🤖 AI Summary
This study addresses the challenge in coherent imaging where multiplicative speckle noise renders nonparametric regression functions unidentifiable and undermines conventional least-squares-based deep learning approaches. To overcome this, the authors formulate a joint model incorporating both multiplicative speckle and additive Gaussian noise and propose a likelihood-based deep neural network framework for estimating smooth nonparametric regression functions. They establish, for the first time, a minimax theory for speckle regression, demonstrating that its statistical complexity is comparable to that of purely additive Gaussian noise settings—thereby resolving the identifiability barrier posed by multiplicative noise. In both low-dimensional and sparse high-dimensional regimes, the proposed method achieves minimax-optimal convergence rates up to logarithmic factors, matching those under additive Gaussian noise alone. Both theoretical analysis and numerical experiments confirm the method’s effectiveness in speckle removal and estimation consistency.
📝 Abstract
Speckle noise is a multiplicative noise commonly encountered in coherent imaging modalities such as synthetic aperture radar, optical coherence tomography, and digital holography. Although deep learning methods, in practice, have achieved state-of-the-art performance for speckle denoising, their fundamental statistical limits remain largely unexplored. Unlike additive noise models, multiplicative speckle noise makes the regression function unidentifiable from the conditional mean, rendering conventional least-squares-based deep learning approaches inapplicable.

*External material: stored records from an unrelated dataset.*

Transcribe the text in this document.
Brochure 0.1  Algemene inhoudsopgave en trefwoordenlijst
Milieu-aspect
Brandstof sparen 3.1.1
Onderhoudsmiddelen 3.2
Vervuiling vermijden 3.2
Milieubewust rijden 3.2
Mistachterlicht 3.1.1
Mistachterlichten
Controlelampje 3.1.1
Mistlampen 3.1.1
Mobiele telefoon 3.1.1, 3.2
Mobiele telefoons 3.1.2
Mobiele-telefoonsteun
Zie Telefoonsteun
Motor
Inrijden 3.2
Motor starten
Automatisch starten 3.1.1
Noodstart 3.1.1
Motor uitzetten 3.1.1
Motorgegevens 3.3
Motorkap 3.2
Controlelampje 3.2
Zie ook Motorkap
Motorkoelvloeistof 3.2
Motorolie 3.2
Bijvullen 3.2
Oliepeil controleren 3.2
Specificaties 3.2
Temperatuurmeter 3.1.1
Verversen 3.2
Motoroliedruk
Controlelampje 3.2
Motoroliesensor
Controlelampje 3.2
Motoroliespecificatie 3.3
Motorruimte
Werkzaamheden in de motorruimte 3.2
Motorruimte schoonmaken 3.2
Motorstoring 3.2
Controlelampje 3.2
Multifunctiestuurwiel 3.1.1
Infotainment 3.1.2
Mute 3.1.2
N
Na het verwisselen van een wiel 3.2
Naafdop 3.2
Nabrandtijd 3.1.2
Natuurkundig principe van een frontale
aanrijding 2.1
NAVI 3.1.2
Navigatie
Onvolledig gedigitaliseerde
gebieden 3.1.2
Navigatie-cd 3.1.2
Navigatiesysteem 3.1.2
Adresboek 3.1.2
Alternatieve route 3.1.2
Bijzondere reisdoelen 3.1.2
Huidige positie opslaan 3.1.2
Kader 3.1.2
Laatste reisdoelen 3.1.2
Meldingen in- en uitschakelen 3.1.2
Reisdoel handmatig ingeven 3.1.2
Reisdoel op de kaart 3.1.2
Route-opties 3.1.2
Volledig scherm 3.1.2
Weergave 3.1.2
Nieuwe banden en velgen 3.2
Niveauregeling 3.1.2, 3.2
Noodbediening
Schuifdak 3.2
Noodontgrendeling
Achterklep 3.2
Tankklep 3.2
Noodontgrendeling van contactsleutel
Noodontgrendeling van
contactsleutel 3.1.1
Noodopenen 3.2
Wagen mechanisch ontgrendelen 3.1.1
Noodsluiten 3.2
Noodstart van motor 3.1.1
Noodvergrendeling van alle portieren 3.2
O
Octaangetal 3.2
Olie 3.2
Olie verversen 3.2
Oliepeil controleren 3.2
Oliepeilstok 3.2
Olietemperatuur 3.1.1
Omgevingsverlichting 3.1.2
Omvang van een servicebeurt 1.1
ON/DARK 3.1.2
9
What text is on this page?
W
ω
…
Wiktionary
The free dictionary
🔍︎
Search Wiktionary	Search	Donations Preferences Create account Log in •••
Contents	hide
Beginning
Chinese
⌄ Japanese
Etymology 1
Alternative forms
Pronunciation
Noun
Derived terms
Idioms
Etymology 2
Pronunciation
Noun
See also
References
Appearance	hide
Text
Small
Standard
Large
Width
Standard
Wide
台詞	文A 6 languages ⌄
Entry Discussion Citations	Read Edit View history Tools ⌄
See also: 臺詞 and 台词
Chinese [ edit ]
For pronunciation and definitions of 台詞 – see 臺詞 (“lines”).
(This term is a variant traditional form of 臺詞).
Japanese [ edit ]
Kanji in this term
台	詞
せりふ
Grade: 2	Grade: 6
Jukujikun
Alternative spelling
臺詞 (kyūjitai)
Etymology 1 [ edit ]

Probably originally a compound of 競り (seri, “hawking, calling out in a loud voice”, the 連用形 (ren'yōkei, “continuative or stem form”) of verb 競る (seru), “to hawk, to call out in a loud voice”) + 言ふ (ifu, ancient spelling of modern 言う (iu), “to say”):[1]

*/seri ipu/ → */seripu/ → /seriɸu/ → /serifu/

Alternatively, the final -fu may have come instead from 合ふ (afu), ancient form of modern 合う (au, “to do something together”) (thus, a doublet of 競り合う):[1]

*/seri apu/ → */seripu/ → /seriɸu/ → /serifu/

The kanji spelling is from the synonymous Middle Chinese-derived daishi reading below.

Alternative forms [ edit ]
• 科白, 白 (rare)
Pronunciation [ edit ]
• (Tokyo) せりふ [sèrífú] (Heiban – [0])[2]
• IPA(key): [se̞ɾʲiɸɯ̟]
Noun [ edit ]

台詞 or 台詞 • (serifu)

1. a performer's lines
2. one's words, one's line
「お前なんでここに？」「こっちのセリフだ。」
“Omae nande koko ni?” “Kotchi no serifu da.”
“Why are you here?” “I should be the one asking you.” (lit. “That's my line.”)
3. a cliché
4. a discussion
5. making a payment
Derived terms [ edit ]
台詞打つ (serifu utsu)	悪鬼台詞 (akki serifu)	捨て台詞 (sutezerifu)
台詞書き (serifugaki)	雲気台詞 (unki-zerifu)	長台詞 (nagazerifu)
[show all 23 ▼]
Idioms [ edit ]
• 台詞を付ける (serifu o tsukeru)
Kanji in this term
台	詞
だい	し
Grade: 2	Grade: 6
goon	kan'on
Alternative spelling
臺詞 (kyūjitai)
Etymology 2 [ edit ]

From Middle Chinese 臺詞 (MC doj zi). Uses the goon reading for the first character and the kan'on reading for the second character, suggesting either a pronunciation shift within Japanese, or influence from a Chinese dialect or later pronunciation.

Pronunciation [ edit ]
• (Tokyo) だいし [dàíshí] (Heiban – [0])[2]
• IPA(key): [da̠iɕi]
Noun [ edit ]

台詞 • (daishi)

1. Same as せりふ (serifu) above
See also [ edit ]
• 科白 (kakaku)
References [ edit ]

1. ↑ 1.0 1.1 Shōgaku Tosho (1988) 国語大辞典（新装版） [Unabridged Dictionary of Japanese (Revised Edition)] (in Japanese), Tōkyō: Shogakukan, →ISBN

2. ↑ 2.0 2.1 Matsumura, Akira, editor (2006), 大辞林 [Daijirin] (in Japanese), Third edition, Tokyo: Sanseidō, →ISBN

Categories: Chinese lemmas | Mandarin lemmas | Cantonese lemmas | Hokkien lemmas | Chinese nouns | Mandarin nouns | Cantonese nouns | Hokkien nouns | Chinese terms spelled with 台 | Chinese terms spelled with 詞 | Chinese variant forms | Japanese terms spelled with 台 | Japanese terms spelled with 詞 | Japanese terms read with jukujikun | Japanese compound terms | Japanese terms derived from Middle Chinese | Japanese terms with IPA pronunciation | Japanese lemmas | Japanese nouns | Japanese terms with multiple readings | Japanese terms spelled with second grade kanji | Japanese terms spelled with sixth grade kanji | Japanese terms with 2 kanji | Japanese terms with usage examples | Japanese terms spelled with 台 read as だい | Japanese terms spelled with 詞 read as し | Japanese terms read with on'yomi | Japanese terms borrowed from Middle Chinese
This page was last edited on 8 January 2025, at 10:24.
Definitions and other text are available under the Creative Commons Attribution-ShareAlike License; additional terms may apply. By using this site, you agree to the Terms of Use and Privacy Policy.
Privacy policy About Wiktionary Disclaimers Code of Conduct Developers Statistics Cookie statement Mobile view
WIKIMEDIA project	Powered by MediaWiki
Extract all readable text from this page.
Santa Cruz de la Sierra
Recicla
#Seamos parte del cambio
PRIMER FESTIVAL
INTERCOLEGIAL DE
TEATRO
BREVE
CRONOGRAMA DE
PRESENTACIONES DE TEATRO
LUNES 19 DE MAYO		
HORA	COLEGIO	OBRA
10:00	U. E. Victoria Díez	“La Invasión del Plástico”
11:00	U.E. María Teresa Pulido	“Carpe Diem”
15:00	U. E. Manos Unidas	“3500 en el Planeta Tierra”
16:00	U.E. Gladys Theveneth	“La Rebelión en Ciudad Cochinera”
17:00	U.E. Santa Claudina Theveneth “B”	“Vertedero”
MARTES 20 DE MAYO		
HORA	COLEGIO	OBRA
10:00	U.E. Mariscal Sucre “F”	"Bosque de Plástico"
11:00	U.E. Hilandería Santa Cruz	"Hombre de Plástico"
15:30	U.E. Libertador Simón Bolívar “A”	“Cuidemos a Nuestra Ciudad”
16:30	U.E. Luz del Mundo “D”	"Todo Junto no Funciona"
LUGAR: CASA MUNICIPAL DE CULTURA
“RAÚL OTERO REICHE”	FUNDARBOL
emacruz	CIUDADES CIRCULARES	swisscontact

We study the minimax estimation of smooth nonparametric regression functions using likelihood-based deep neural network (DNN) estimators under a model with both multiplicative speckle noise and additive Gaussian noise. Our framework accommodates both low-dimensional and sparse high-dimensional features. We establish finite-sample upper bounds on the estimation error of the proposed DNN estimators and derive minimax lower bounds for nonparametric function recovery under our model, showing that they match up to logarithmic factors in the sample size. Moreover, these minimax rates coincide, up to logarithmic factors, with those for nonparametric regression under additive Gaussian noise alone, demonstrating that the intrinsic difficulty of estimation remains essentially unchanged despite the challenges posed by multiplicative speckle noise. Numerical experiments further supports consistency of our DNN-based despeckling methods and demonstrate their effectiveness.